Currently, I have two local repos. One for staging and one for production. 99% of the time we are working in production because it is not that often that we are changing build/release definitions. However, we are currently making changes and I need to update the staging git repo code with the production code.
So, I basically just copy and paste the code from local production repo directory (minus any git related files) to the staging, then push to the staging the server.
This is lame, and I don't want to do this any more. So, what would be a more efficient set up? Ideally, staging would just 'mirror' production, but we would not want changes made in staging to affect the production.
Upvotes: 0
Views: 296
Reputation: 625
You can add a git hook on git push to your local production repo which then switches to your local staging repo, pulls from your local production repo, and pushes to the remote staging repo.
Upvotes: 0
Reputation: 137
According to what you said, you only need to create 1 repo with two main branches: dev
and master
. Whenever you want to use the code, for example as you said that :
copy and paste the code from local production repo directory (minus any git related files) to the staging, then push to the staging the server.

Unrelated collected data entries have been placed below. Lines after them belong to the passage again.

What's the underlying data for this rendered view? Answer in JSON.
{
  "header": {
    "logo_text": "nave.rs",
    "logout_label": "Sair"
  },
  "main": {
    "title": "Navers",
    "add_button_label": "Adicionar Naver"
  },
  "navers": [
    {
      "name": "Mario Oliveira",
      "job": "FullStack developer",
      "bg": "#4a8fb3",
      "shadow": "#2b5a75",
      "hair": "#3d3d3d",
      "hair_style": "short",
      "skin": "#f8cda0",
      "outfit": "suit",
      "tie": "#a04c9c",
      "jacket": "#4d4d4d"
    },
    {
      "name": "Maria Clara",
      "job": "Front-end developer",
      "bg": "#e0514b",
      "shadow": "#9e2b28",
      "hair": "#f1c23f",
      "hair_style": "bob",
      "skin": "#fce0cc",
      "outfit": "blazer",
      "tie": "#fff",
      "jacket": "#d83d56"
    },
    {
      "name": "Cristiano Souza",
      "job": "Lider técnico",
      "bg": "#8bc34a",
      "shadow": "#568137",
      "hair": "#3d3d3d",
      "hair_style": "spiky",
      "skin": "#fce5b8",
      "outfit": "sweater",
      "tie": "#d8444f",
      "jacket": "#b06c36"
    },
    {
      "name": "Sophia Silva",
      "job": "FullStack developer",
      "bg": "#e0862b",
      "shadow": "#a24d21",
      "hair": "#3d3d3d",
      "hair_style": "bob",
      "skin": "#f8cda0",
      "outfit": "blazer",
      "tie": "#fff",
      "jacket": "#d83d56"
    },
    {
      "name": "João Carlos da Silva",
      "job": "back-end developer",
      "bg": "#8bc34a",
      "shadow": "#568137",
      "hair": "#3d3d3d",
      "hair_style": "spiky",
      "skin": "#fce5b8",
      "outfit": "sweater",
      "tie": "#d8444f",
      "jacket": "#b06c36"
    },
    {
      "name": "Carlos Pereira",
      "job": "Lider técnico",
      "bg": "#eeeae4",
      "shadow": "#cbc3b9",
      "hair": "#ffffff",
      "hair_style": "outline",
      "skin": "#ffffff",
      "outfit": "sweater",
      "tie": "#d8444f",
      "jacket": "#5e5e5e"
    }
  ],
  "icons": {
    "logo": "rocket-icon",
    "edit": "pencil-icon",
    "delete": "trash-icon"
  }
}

Instead, checkout from branch staging
to staging-test
then git pull --rebase origin master
, so the branch staging should be merged with master
code.
You can take a look at GitFlow: https://www.atlassian.com/git/tutorials/comparing-workflows
Upvotes: 0
Reputation: 520878
I don't really know whose idea it was to have two separate repos for staging and production, but I have not seen such a setup very often (or possibly even ever). If you are versioning code for the same product in both repos, then the obvious fix here would be to just use a single repo for everything. You would have staging and production branches in this single repo, and now if you needed to move features from staging to production or vice-versa, you would have things like merging and rebasing at your fingertips.